In August 2014, the FASB issued ASU 2014-15, which provides guidance on determining when and how reporting entities must disclose going-concern uncertainties in their financial statements. The new standard requires management to perform interim and annual assessments of an entity’s ability to continue as a going concern within one year of the date of issuance of the entity’s financial statements (or within one year after the date on which the financial statements are available to be issued, when applicable). Further, an entity must provide certain disclosures if there is “substantial doubt about the entity’s ability to continue as a going concern.” The ASU is effective for annual periods ending after December 15, 2016, and interim periods thereafter; early adoption is permitted. The Company is evaluating the impact the adoption of ASU 2014-15 will have on its consolidated financial statements.

In July 2015, the FASB issued ASU 2015-11, Inventory (Topic 330): Simplifying the Measurement of Inventory. Topic 330, Inventory, currently requires an entity to measure inventory at the lower of cost or market. Market could be replacement cost, net realizable value, or net realizable value less an approximately normal profit margin. The amendments do not apply to inventory that is measured using last-in, first-out (LIFO) or the retail inventory method. The amendments apply to all other inventory, which includes inventory that is measured using first-in, first-out (FIFO) or average cost. The amendments are effective for fiscal years beginning after December 15, 2016, including interim periods within those fiscal years. The amendments should be applied prospectively with earlier application permitted as of the beginning of an interim or annual reporting period. The Company is evaluating the impact the adoption of ASU 2015-11 will have on its consolidated financial statements.
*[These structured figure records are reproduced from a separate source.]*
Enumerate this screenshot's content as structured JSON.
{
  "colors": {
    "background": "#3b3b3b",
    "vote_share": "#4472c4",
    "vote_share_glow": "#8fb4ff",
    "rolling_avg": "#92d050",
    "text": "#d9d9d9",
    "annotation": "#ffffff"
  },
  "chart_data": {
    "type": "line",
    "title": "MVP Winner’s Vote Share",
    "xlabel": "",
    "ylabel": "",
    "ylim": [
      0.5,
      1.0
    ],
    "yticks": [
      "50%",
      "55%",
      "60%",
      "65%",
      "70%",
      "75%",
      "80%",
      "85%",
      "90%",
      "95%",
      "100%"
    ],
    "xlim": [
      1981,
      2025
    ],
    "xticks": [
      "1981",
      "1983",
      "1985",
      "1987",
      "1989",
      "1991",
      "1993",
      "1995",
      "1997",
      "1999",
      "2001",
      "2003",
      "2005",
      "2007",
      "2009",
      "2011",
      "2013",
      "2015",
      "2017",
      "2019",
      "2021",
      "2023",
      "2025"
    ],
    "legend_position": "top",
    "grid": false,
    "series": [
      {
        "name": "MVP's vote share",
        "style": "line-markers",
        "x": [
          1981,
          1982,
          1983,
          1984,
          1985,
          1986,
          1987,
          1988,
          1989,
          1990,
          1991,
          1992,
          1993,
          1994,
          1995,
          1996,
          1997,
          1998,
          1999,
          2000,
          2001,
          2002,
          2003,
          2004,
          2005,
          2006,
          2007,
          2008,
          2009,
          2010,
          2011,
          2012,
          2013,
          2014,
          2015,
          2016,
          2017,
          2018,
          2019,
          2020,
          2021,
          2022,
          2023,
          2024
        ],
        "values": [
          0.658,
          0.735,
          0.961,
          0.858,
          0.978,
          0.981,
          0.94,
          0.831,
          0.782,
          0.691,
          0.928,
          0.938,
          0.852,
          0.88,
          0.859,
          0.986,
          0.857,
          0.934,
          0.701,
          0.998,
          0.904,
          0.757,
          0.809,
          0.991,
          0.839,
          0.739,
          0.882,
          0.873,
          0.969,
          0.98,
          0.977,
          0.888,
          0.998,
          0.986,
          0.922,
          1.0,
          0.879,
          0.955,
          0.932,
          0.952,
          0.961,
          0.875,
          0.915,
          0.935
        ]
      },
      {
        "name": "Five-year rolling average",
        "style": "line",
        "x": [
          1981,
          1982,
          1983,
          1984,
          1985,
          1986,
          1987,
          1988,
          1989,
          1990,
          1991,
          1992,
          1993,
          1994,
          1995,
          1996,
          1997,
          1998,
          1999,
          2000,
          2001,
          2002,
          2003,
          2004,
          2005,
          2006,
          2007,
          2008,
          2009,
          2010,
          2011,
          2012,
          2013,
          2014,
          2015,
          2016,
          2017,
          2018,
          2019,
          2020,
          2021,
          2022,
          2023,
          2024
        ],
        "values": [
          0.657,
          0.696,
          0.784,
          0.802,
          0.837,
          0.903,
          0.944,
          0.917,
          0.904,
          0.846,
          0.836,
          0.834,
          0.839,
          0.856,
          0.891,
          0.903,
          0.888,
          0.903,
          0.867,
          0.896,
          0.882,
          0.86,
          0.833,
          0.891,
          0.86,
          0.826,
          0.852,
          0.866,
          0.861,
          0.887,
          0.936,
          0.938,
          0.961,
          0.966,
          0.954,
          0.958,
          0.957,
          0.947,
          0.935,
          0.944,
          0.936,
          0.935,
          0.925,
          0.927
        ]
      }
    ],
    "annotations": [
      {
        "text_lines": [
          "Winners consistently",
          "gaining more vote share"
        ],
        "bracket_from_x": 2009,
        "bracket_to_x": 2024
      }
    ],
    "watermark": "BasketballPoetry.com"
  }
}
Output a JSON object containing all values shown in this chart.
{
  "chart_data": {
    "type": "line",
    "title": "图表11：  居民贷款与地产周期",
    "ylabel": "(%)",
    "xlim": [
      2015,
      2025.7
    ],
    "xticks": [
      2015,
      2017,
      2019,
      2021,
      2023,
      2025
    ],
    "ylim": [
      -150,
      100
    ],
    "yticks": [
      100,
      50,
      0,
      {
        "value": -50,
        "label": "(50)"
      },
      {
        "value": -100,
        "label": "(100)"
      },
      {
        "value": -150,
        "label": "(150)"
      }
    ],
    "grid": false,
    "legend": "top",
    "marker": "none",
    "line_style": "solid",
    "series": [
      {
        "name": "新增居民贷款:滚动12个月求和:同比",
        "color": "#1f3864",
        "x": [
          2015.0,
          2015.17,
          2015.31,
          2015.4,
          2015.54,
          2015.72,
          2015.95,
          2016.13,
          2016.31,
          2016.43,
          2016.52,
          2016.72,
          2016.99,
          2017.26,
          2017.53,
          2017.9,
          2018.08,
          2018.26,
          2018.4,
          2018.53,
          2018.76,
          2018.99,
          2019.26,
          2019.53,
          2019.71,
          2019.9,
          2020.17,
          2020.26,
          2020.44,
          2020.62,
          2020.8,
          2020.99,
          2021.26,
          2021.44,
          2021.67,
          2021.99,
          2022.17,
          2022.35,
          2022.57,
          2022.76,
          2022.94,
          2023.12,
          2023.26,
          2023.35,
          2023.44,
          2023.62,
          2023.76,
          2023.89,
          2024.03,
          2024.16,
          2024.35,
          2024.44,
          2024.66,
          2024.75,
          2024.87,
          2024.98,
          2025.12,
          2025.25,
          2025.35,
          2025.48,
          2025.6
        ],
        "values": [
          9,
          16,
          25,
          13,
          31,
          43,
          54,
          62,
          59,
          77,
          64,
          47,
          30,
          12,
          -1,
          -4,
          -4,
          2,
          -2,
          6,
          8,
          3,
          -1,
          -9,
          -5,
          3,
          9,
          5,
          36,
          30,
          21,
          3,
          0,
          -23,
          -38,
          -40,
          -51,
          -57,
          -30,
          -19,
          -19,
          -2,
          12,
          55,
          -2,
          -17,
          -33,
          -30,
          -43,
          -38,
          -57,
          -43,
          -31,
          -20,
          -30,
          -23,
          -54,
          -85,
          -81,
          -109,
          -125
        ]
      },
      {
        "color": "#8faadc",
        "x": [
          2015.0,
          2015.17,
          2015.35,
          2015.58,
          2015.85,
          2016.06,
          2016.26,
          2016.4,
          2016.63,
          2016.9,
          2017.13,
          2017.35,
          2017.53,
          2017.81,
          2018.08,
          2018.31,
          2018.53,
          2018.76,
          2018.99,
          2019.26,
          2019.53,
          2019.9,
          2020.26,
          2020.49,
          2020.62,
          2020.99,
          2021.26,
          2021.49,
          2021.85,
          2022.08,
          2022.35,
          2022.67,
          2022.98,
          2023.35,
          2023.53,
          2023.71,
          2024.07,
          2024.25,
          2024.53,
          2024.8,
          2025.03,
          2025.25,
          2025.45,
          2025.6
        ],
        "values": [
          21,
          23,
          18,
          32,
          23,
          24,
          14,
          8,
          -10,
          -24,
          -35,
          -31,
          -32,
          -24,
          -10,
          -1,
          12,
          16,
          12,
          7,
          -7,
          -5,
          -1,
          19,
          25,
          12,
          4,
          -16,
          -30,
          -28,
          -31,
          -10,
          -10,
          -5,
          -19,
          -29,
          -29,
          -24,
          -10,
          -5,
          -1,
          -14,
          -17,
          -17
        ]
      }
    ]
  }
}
In January 2016, the FASB issued ASU 2016-01, Financial Instruments — Overall (Subtopic 825-10): Recognition and Measurement of Financial Assets and Financial Liabilities. The update is intended to improve the recognition and measurement of financial instruments. The ASU affects public and private companies, not-for-profit organizations, and employee benefit plans that hold financial assets or owe financial liabilities. The update is effective for fiscal years beginning after December 15, 2017, including interim periods within those fiscal years. The Company is evaluating the impact the adoption of ASU 2016-01 will have on its consolidated financial statements.

In February 2016, the FASB issued ASU No. 2016-02, Leases (Topic 842). The new standard requires that all lessees recognize the assets and liabilities that arise from leases on the balance sheet and disclose qualitative and quantitative information about its leasing arrangements. The new standard will be effective for us on January 1, 2019. The adoption of this standard is not expected to have a material impact on our financial position. The Company is evaluating the impact the adoption of ASU 2016-02 will have on its consolidated financial statements.

In March 2016, the FASB issued ASU No. 2016-09, Compensation—Stock Compensation (Topic 718): Improvements to Employee Share-Based Payment Accounting. The new standard involves several aspects of the accounting for share-based payment transactions, including the income tax consequences, classification of awards as either equity or liabilities and classification on the statement of cash flows. For public business entities, the amendments in this Update are effective for annual periods beginning after December 15, 2016, and interim periods within those annual periods. The Company is evaluating the impact the adoption of ASU 2016-09 will have on its consolidated financial statements.